Se hoje o Brasil é exemplo mundial na luta contra o tabagismo, com uma das menores taxas da América Latina, isso se deve a políticas coordenadas entre vigilância sanitária, campanhas educativas e apoio ao tratamento, todas lideradas pelo mesmo sistema que também se tornou essencial nas emergências médicas com o Samu 192, levando atendimento pré-hospitalar rápido a lugares onde, antes, ninguém respondia aos gritos por socorro.
Mas é na base que acontece a revolução mais silenciosa. A Estratégia Saúde da Família, modelo de atenção primária utilizado no Brasil desde 1994, acompanha o cidadão desde o nascimento, prevenindo doenças, monitorando condições crônicas e formando vínculos duradouros entre profissionais e comunidades. É ali que a saúde começa de verdade, nos pequenos gestos, nos acompanhamentos de rotina, na escuta atenta de quem cuida.
A força do SUS também se expressa na vacinação infantil. Graças ao Programa Nacional de Imunizações, o Brasil erradicou doenças como a poliomielite, tornando-se exemplo mundial em campanhas de vacinação em massa.
Mas o sistema também enfrenta desafios profundos e persistentes. O mais estrutural deles é o subfinanciamento crônico. Desde sua criação, o sistema opera com menos recursos do que necessita. As verbas, embora crescentes em valores nominais, não acompanham plenamente as necessidades demográficas, epidemiológicas e tecnológicas. A judicialização crescente, com decisões que obrigam a compra de medicamentos fora da lista oficial, impõe custos imprevisíveis.
Segundo estimativas da Instituição Fiscal Independente, o gasto com saúde pública precisará crescer cerca de R$ 10 bilhões anuais nos próximos anos, ou 3,9% ao ano, para garantir um SUS minimamente adequado à demanda da população. Sem esse acréscimo, o sistema continuará convivendo com filas longas, espera por exames, carência de profissionais e infraestrutura deficiente, especialmente nas regiões mais pobres.

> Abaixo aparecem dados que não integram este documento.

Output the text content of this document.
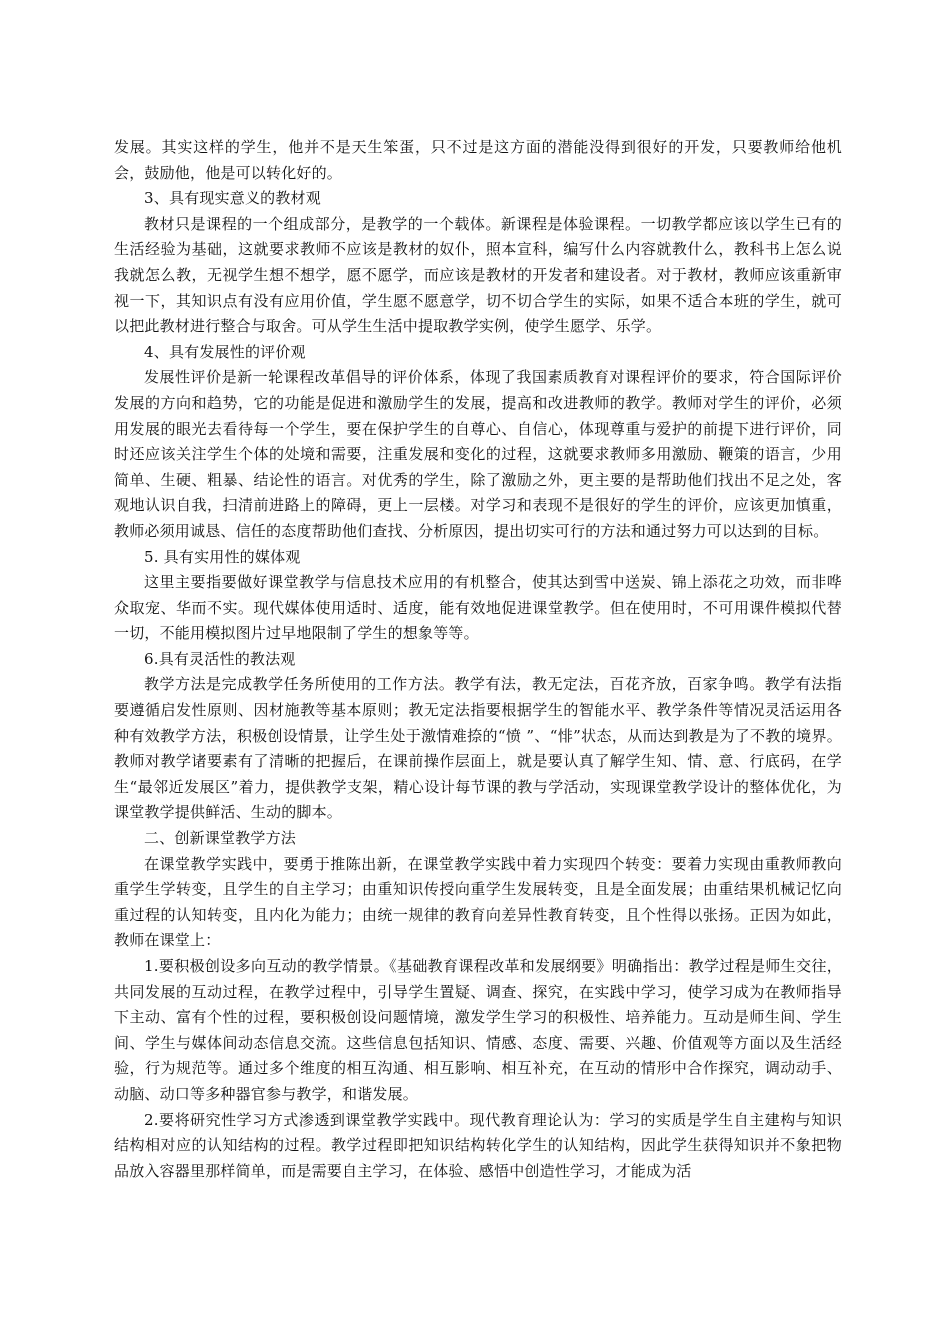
发展。其实这样的学生，他并不是天生笨蛋，只不过是这方面的潜能没得到很好的开发，只要教师给他机会，鼓励他，他是可以转化好的。

3、具有现实意义的教材观

教材只是课程的一个组成部分，是教学的一个载体。新课程是体验课程。一切教学都应该以学生已有的生活经验为基础，这就要求教师不应该是教材的奴仆，照本宣科，编写什么内容就教什么，教科书上怎么说我就怎么教，无视学生想不想学，愿不愿学，而应该是教材的开发者和建设者。对于教材，教师应该重新审视一下，其知识点有没有应用价值，学生愿不愿意学，切不切合学生的实际，如果不适合本班的学生，就可以把此教材进行整合与取舍。可从学生生活中提取教学实例，使学生愿学、乐学。

4、具有发展性的评价观

发展性评价是新一轮课程改革倡导的评价体系，体现了我国素质教育对课程评价的要求，符合国际评价发展的方向和趋势，它的功能是促进和激励学生的发展，提高和改进教师的教学。教师对学生的评价，必须用发展的眼光去看待每一个学生，要在保护学生的自尊心、自信心，体现尊重与爱护的前提下进行评价，同时还应该关注学生个体的处境和需要，注重发展和变化的过程，这就要求教师多用激励、鞭策的语言，少用简单、生硬、粗暴、结论性的语言。对优秀的学生，除了激励之外，更主要的是帮助他们找出不足之处，客观地认识自我，扫清前进路上的障碍，更上一层楼。对学习和表现不是很好的学生的评价，应该更加慎重，教师必须用诚恳、信任的态度帮助他们查找、分析原因，提出切实可行的方法和通过努力可以达到的目标。

5. 具有实用性的媒体观

这里主要指要做好课堂教学与信息技术应用的有机整合，使其达到雪中送炭、锦上添花之功效，而非哗众取宠、华而不实。现代媒体使用适时、适度，能有效地促进课堂教学。但在使用时，不可用课件模拟代替一切，不能用模拟图片过早地限制了学生的想象等等。

6.具有灵活性的教法观

教学方法是完成教学任务所使用的工作方法。教学有法，教无定法，百花齐放，百家争鸣。教学有法指要遵循启发性原则、因材施教等基本原则；教无定法指要根据学生的智能水平、教学条件等情况灵活运用各种有效教学方法，积极创设情景，让学生处于激情难捺的“愤 ”、“悱”状态，从而达到教是为了不教的境界。教师对教学诸要素有了清晰的把握后，在课前操作层面上，就是要认真了解学生知、情、意、行底码，在学生“最邻近发展区”着力，提供教学支架，精心设计每节课的教与学活动，实现课堂教学设计的整体优化，为课堂教学提供鲜活、生动的脚本。

二、创新课堂教学方法

在课堂教学实践中，要勇于推陈出新，在课堂教学实践中着力实现四个转变：要着力实现由重教师教向重学生学转变，且学生的自主学习；由重知识传授向重学生发展转变，且是全面发展；由重结果机械记忆向重过程的认知转变，且内化为能力；由统一规律的教育向差异性教育转变，且个性得以张扬。正因为如此，教师在课堂上：

1.要积极创设多向互动的教学情景。《基础教育课程改革和发展纲要》明确指出：教学过程是师生交往，共同发展的互动过程，在教学过程中，引导学生置疑、调查、探究，在实践中学习，使学习成为在教师指导下主动、富有个性的过程，要积极创设问题情境，激发学生学习的积极性、培养能力。互动是师生间、学生间、学生与媒体间动态信息交流。这些信息包括知识、情感、态度、需要、兴趣、价值观等方面以及生活经验，行为规范等。通过多个维度的相互沟通、相互影响、相互补充，在互动的情形中合作探究，调动动手、动脑、动口等多种器官参与教学，和谐发展。

2.要将研究性学习方式渗透到课堂教学实践中。现代教育理论认为：学习的实质是学生自主建构与知识结构相对应的认知结构的过程。教学过程即把知识结构转化学生的认知结构，因此学生获得知识并不象把物品放入容器里那样简单，而是需要自主学习，在体验、感悟中创造性学习，才能成为活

Mesmo assim, o SUS resiste. Porque é sustentado não apenas por recursos públicos, mas por uma legião de profissionais dedicados, por comunidades que participam de conselhos de saúde, por movimentos sociais que pressionam por melhorias e, sobretudo, por uma população que aprendeu enxergá-lo como um patrimônio coletivo.
Durante a pandemia de Covid-19, o SUS mostrou toda sua força. Foi ele quem estruturou a testagem, os leitos de UTI, o rastreamento de casos e, principalmente, a vacinação em massa. Em meio ao caos, o SUS foi abrigo. Foi escudo. Foi esperança. E provou, mais uma vez, que um país sem sistema público de saúde forte está à mercê da tragédia.
Agora, aos 35 anos, o SUS precisa mais do que homenagens. Precisa de compromisso. É hora de romper com as amarras do subfinanciamento, fortalecer a atenção primária, investir em ciência e inovação, valorizar seus trabalhadores e qualificar a gestão pública com foco em eficiência e transparência. É hora de enxergar o Sistema Único de Saúde não como um custo, mas como um investimento em vidas, em cidadania, em futuro.
O SUS não é perfeito, mas uma obra em eterna construção –coletiva, democrática, viva. E cabe a todos nós zelar por ela. Porque onde houver um posto de saúde funcionando, uma vacina sendo aplicada ou uma ambulância salvando alguém, ali estará o SUS cumprindo sua promessa.
Dimas Ramalho é vice-presidente do Tribunal de Contas do Estado de São Paulo.